中文摘要：

给出并证明了可满足性问题有解的一个充分必要条件,即合取范式的成假赋值仅由与简单析取式个数相等的有限个向量决定.在此条件基础上设计出用这些向量对初始赋值进行筛除的可满足性问题过滤算法,该算法的时间复杂性仅与向量个数和维数有关.为了在DNA计算模型上实现可满足性问题过滤算法,采用2n维向量的数据结构进行DNA编码代表可满足性问题的赋值;而闭环DNA计算模型的删除实验恰好能够完成对初始赋值的筛选,得到可满足性问题的可行解.最后用闭环DNA计算模型实现了可满足性问题过滤算法,并用实例说明了算法的有效性和可行性.

英文摘要：

A sufficient and necessary condition for SAT problem having solutions is put forward.
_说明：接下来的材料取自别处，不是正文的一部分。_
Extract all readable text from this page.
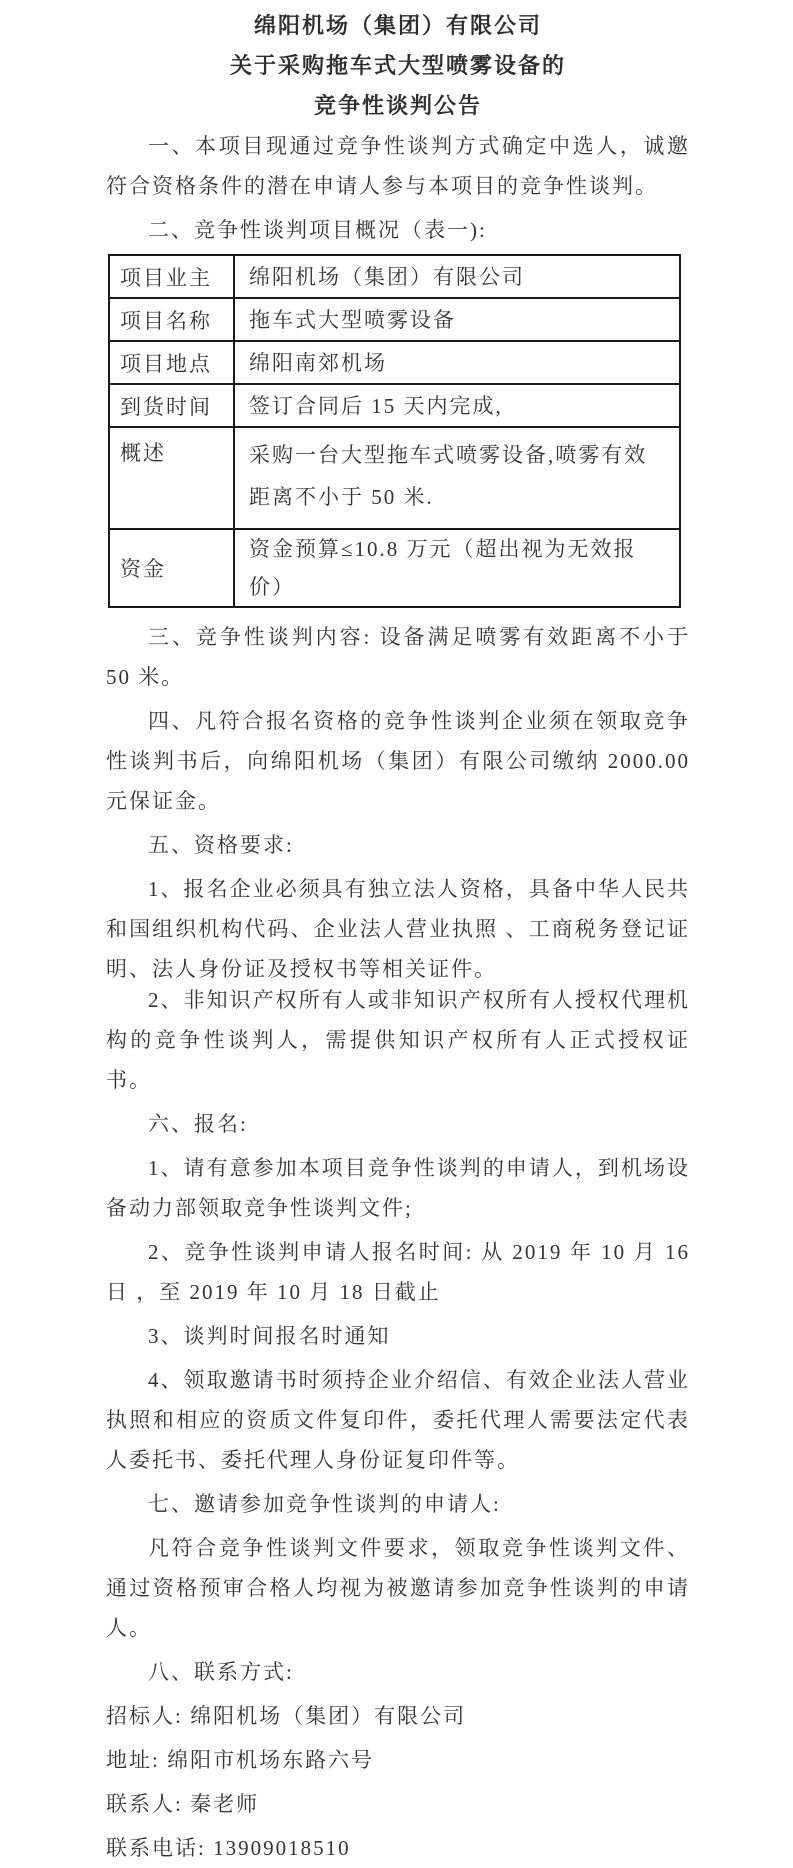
绵阳机场（集团）有限公司
关于采购拖车式大型喷雾设备的
竞争性谈判公告

一、本项目现通过竞争性谈判方式确定中选人，诚邀符合资格条件的潜在申请人参与本项目的竞争性谈判。

二、竞争性谈判项目概况（表一):

项目业主	绵阳机场（集团）有限公司
项目名称	拖车式大型喷雾设备
项目地点	绵阳南郊机场
到货时间	签订合同后 15 天内完成,
概述	采购一台大型拖车式喷雾设备,喷雾有效距离不小于 50 米.
资金	资金预算≤10.8 万元（超出视为无效报价）

三、竞争性谈判内容: 设备满足喷雾有效距离不小于 50 米。

四、凡符合报名资格的竞争性谈判企业须在领取竞争性谈判书后，向绵阳机场（集团）有限公司缴纳 2000.00 元保证金。

五、资格要求:

1、报名企业必须具有独立法人资格，具备中华人民共和国组织机构代码、企业法人营业执照 、工商税务登记证明、法人身份证及授权书等相关证件。

2、非知识产权所有人或非知识产权所有人授权代理机构的竞争性谈判人，需提供知识产权所有人正式授权证书。

六、报名:

1、请有意参加本项目竞争性谈判的申请人，到机场设备动力部领取竞争性谈判文件;

2、竞争性谈判申请人报名时间: 从 2019 年 10 月 16 日 ，至 2019 年 10 月 18 日截止

3、谈判时间报名时通知

4、领取邀请书时须持企业介绍信、有效企业法人营业执照和相应的资质文件复印件，委托代理人需要法定代表人委托书、委托代理人身份证复印件等。

七、邀请参加竞争性谈判的申请人:

凡符合竞争性谈判文件要求，领取竞争性谈判文件、通过资格预审合格人均视为被邀请参加竞争性谈判的申请人。

八、联系方式:

招标人: 绵阳机场（集团）有限公司

地址: 绵阳市机场东路六号

联系人: 秦老师

联系电话: 13909018510
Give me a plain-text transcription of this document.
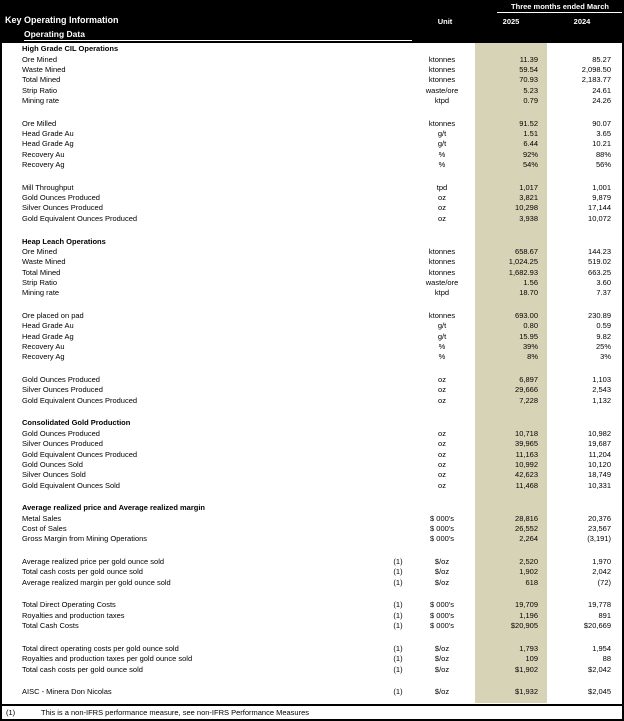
Three months ended March
Key Operating Information	Unit	2025	2024
Operating Data
High Grade CIL Operations
Ore Mined	ktonnes	11.39	85.27
Waste Mined	ktonnes	59.54	2,098.50
Total Mined	ktonnes	70.93	2,183.77
Strip Ratio	waste/ore	5.23	24.61
Mining rate	ktpd	0.79	24.26
Ore Milled	ktonnes	91.52	90.07
Head Grade Au	g/t	1.51	3.65
Head Grade Ag	g/t	6.44	10.21
Recovery Au	%	92%	88%
Recovery Ag	%	54%	56%
Mill Throughput	tpd	1,017	1,001
Gold Ounces Produced	oz	3,821	9,879
Silver Ounces Produced	oz	10,298	17,144
Gold Equivalent Ounces Produced	oz	3,938	10,072
Heap Leach Operations
Ore Mined	ktonnes	658.67	144.23
Waste Mined	ktonnes	1,024.25	519.02
Total Mined	ktonnes	1,682.93	663.25
Strip Ratio	waste/ore	1.56	3.60
Mining rate	ktpd	18.70	7.37
Ore placed on pad	ktonnes	693.00	230.89
Head Grade Au	g/t	0.80	0.59
Head Grade Ag	g/t	15.95	9.82
Recovery Au	%	39%	25%
Recovery Ag	%	8%	3%
Gold Ounces Produced	oz	6,897	1,103
Silver Ounces Produced	oz	29,666	2,543
Gold Equivalent Ounces Produced	oz	7,228	1,132
Consolidated Gold Production
Gold Ounces Produced	oz	10,718	10,982
Silver Ounces Produced	oz	39,965	19,687
Gold Equivalent Ounces Produced	oz	11,163	11,204
Gold Ounces Sold	oz	10,992	10,120
Silver Ounces Sold	oz	42,623	18,749
Gold Equivalent Ounces Sold	oz	11,468	10,331
Average realized price and Average realized margin
Metal Sales	$ 000's	28,816	20,376
Cost of Sales	$ 000's	26,552	23,567
Gross Margin from Mining Operations	$ 000's	2,264	(3,191)
Average realized price per gold ounce sold	(1)	$/oz	2,520	1,970
Total cash costs per gold ounce sold	(1)	$/oz	1,902	2,042
Average realized margin per gold ounce sold	(1)	$/oz	618	(72)
Total Direct Operating Costs	(1)	$ 000's	19,709	19,778
Royalties and production taxes	(1)	$ 000's	1,196	891
Total Cash Costs	(1)	$ 000's	$20,905	$20,669
Total direct operating costs per gold ounce sold	(1)	$/oz	1,793	1,954
Royalties and production taxes per gold ounce sold	(1)	$/oz	109	88
Total cash costs per gold ounce sold	(1)	$/oz	$1,902	$2,042
AISC - Minera Don Nicolas	(1)	$/oz	$1,932	$2,045
(1)	This is a non-IFRS performance measure, see non-IFRS Performance Measures
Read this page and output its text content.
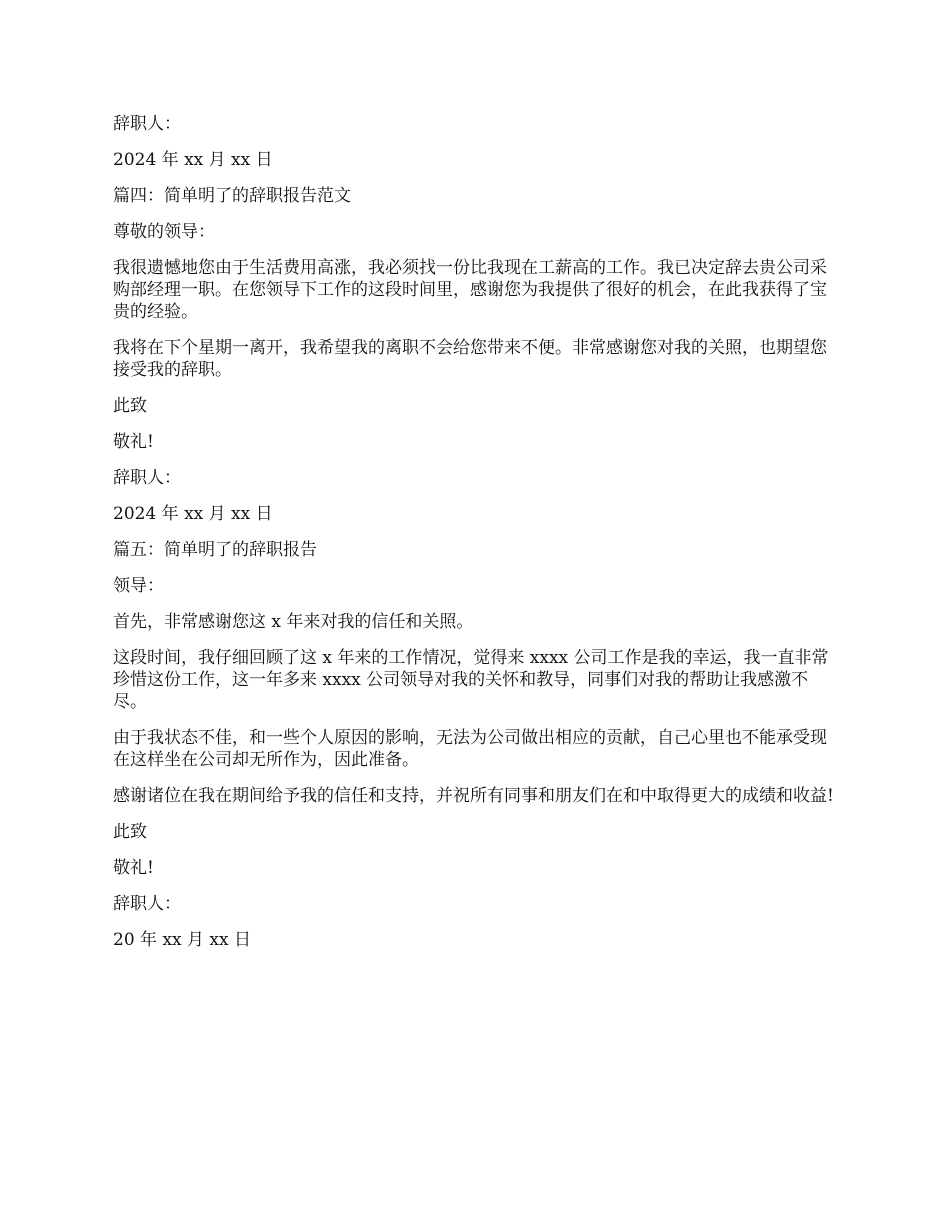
辞职人：

2024 年 xx 月 xx 日

篇四：简单明了的辞职报告范文

尊敬的领导：

我很遗憾地您由于生活费用高涨，我必须找一份比我现在工薪高的工作。我已决定辞去贵公司采购部经理一职。在您领导下工作的这段时间里，感谢您为我提供了很好的机会，在此我获得了宝贵的经验。

我将在下个星期一离开，我希望我的离职不会给您带来不便。非常感谢您对我的关照，也期望您接受我的辞职。

此致

敬礼!

辞职人：

2024 年 xx 月 xx 日

篇五：简单明了的辞职报告

领导：

首先，非常感谢您这 x 年来对我的信任和关照。

这段时间，我仔细回顾了这 x 年来的工作情况，觉得来 xxxx 公司工作是我的幸运，我一直非常珍惜这份工作，这一年多来 xxxx 公司领导对我的关怀和教导，同事们对我的帮助让我感激不尽。

由于我状态不佳，和一些个人原因的影响，无法为公司做出相应的贡献，自己心里也不能承受现在这样坐在公司却无所作为，因此准备。

感谢诸位在我在期间给予我的信任和支持，并祝所有同事和朋友们在和中取得更大的成绩和收益!

此致

敬礼!

辞职人：

20 年 xx 月 xx 日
It is proved that the false valuation of conjunctive normal form is determined by a finite number of vectors, whose number is equal to the number of simple disjunction. On the basis of this condition, filtering algorithm of SAT problem is designed for initial valuations to filter out using these vectors, whose time complexity is only related to the number of vectors and its dimension number. To realize filtering algorithm of SAT problem using DNA computing model, the data structure of 2n dimension vector is adopted to do DNA encoding, which represents a valuation of SAT problem, and delete experiment of closed circle DNA computing model can just complete selection of initial valuations to obtain feasible solutions of SAT problem. Therefore, filtering algorithm of SAT problem is realized by closed circle DNA computing model, and validity and feasibility of algorithm are explained with an example.